À l’entrée de sa maison, dans la véranda, Narges avait placé une plante qu’elle adorait pour souhaiter la bienvenue aux visiteurs et aux visiteuses. C’est un cadeau que lui avait fait mon oncle et dont elle prenait grand soin. L’hiver, elle la protégeait d’un voile.En 2020, ma grand-mère a été fauchée par le Covid. Elle s’est éteinte en l’espace de trois jours.
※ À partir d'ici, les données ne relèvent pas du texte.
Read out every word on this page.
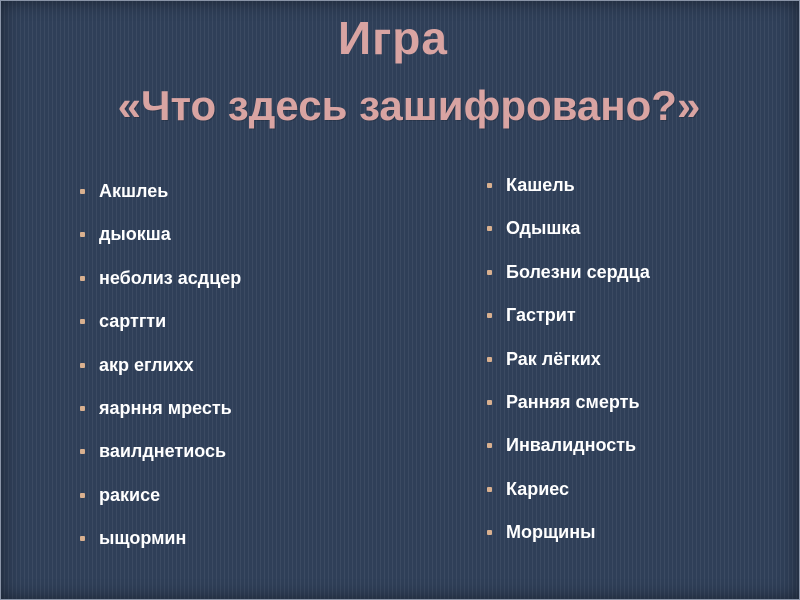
Игра
«Что здесь зашифровано?»
Акшлеь
дыокша
неболиз асдцер
сартгти
акр еглихх
яарння мресть
ваилднетиось
ракисе
ыщормин
Кашель
Одышка
Болезни сердца
Гастрит
Рак лёгких
Ранняя смерть
Инвалидность
Кариес
Морщины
Le sort du lac Ourmia préoccupe les observateur·ices du monde entier : sa lente transformation en un désert de sel est visible et documentée depuis l’espace par les satellites de la Nasa. Cette catastrophe touche profondément celles et ceux qui, comme moi, ont longtemps vu se refléter leur identité dans ses eaux salées. L’étendue désormais asséchée forme une cicatrice qui nous relie tous et toutes. Depuis quelques années, l’État iranien œuvre à réparer les dommages, provoqués par des années d’agriculture intensive et de sécheresse. Un tunnel de 36 kilomètres de long reliant la rivière Zab au lac Ourmia a été inauguré en 2023. Ce projet qui devrait, à terme, permettre l’acheminement de 600 millions de mètres cubes d’eau par an, cristallise l’espoir de tous·tes les habitant·es de la région. C’est que le lac représente bien davantage qu’un simple plan d’eau : c’est un réservoir de biodiversité, un abri pour les oiseaux migrateurs et un refuge pour nos souvenirs d’enfance. Ce qui est en jeu ici, c’est l’équilibre écologique de la région, autant que notre mémoire collective.
Solmaz Daryani est photographe. Elle évolue entre son pays natal, l’Iran, et le Royaume-Uni. Elle explore les relations multiples entre les gens et leur environnement. Sa série The Eyes of Earth, dont sont extraites les images du portfolio publié dans le numéro #14 de La Déferlante, a reçu de nombreux prix internationaux.